His players never forgot. Alabama coach and Southern basketball legend Avery Johnson took time out of Saturday’s postgame news conference at the Southeastern Conference tournament following the Crimson Tide’s bruising 79-74 loss to Kentucky to speak of Jobe, his mentor, his friend.

“It's really been an emotional 10 days,” Johnson said. “He was admitted to the hospital 10 days ago, and you know it was pretty much touch and go from the time he arrived in the hospital. Fortunately, his daughter said that he was alert enough to watch our game against Mississippi State (on Thursday), and he watched the first half of our game yesterday before things took a turn for the worse.

“Special man, pioneer in basketball. Mentor. He was on campus about four, five weeks ago; we had lunch, and he came to practice and talked to the guys. You know, he had a great sense of humor and a bunch of stories about me. Not all of them are true. Yeah, this has been very emotional for me and — but no more than it is for his family. We send all of our love and condolences to his family.”

Shortly after Casem became Southern athletic director in 1986, he was in the market for a basketball coach. A friend in Alabama advised Casem to try to land Jobe, then winning 20 games a year at Alabama A&M.

“I called Ben, and it was a foregone conclusion after one interview,” Casem said. “We developed a great passion for our program.”

Jobe coached Southern from 1986-96 and again from 2001-03, winning 208 games in 12 years with four NCAA trips and one NIT appearance.

For a man named Jobe, Ben didn’t possess the patience of his biblical namesake in a basketball sense. His philosophy was up-tempo all the time, wanting his team to average more than 90 shots per game. Three times at Southern — 1990-91, 1992-93 and 1993-94 — Jobe’s Jaguars led the NCAA in scoring at 104.4, 97.1 and 101.0 points per game.

Covering Southern then was like watching a tennis match. The Jaguars would score, the other team would score and the Jaguars would score again, literally within the span of 10 seconds or so.

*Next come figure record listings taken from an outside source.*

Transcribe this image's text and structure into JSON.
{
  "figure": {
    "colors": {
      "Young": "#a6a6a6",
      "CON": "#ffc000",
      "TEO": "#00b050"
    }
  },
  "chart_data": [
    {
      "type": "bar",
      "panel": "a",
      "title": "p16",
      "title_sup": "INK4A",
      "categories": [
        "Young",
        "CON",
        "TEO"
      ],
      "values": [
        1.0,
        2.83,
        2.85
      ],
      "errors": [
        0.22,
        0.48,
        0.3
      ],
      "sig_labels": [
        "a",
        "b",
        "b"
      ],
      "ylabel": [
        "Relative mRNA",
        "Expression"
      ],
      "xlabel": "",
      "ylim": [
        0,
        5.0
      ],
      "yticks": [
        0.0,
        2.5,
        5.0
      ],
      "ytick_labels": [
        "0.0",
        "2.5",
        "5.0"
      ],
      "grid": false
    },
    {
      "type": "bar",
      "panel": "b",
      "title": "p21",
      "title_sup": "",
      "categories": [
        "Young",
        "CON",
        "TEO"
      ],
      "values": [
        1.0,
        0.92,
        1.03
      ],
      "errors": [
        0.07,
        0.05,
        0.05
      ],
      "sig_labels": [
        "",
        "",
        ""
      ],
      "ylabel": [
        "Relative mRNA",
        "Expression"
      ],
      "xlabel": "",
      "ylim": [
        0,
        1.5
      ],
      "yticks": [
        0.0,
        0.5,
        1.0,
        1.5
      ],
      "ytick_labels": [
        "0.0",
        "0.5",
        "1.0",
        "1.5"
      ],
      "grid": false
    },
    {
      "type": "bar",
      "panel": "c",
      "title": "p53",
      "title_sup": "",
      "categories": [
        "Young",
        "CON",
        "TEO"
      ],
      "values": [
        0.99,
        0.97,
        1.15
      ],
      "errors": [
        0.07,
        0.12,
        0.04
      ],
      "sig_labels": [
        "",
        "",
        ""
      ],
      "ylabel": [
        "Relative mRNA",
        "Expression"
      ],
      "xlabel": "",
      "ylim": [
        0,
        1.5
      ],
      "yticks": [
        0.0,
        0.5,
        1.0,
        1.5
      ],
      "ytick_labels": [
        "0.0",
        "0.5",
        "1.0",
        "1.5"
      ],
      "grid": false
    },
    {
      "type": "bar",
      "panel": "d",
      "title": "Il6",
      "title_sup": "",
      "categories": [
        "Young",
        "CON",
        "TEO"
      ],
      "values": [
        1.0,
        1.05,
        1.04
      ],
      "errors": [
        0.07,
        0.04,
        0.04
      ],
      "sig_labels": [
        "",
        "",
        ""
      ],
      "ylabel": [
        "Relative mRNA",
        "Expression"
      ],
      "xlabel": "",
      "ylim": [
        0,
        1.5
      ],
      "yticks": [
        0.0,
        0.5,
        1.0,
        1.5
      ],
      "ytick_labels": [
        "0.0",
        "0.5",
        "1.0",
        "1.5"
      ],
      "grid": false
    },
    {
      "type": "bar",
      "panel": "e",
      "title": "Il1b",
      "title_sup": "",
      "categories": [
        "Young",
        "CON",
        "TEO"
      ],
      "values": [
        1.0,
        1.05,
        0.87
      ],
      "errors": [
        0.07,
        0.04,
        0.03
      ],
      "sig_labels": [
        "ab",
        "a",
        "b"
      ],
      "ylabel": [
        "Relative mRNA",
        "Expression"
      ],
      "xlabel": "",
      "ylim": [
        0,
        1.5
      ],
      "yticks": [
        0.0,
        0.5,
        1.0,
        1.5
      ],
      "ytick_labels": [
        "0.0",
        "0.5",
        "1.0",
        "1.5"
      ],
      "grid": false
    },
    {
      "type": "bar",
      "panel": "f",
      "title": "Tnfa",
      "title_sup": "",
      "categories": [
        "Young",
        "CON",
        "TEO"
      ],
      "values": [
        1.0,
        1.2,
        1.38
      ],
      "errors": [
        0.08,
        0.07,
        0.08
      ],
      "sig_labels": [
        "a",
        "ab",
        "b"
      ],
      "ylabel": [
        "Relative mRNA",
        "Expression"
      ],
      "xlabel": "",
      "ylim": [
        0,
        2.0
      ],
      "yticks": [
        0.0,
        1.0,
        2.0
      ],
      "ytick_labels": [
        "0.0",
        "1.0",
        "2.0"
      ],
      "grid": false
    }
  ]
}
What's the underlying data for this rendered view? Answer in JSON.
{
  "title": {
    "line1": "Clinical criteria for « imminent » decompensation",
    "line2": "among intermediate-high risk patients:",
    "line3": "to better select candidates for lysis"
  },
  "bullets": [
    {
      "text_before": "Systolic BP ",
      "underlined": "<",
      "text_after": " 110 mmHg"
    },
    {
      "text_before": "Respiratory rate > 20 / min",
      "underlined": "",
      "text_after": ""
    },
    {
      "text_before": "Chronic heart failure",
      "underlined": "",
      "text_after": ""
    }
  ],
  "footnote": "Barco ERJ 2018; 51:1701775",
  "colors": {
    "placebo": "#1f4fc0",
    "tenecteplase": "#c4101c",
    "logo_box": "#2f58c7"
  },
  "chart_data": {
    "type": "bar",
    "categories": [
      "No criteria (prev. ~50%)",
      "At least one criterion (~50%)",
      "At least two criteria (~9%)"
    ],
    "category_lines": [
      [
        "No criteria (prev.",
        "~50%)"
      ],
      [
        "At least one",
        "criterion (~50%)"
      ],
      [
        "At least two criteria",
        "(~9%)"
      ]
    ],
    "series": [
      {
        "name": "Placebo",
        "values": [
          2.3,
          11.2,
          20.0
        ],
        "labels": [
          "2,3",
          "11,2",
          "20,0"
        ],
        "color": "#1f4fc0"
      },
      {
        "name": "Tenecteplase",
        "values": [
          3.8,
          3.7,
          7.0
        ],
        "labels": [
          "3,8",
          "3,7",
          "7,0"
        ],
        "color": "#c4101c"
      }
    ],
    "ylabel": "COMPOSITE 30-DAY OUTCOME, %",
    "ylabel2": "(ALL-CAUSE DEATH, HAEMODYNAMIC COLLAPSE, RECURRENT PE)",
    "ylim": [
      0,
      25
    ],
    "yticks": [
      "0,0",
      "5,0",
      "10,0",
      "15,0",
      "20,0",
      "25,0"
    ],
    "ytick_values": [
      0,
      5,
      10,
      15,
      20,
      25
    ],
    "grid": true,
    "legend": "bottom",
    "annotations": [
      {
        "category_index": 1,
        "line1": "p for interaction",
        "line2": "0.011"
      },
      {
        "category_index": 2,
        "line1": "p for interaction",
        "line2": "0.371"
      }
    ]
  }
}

“The people who appreciated it the most were the people in the stands,” former Texas Southern coach Robert Moreland said. “When Southern came (to Houston) or we went to Baton Rouge, the stands were packed. People wanted to be entertained.”

“Followers of college basketball know about his great NCAA tournament victory over Georgia Tech,” said Lonza Hardy, former sports information director at Southern and now athletic director at Arkansas-Pine Bluff. “But he was even more widely known because of the great style of play that he taught his teams. Because of his outstanding skills as a recruiter, and because of his overall devotion to seeing his players develop as young men, coach Jobe learned from the best, and he went on to teach those who would become the best. He was indeed an iconic basketball coach.”

He was indeed. But more than that, he was an iconic man.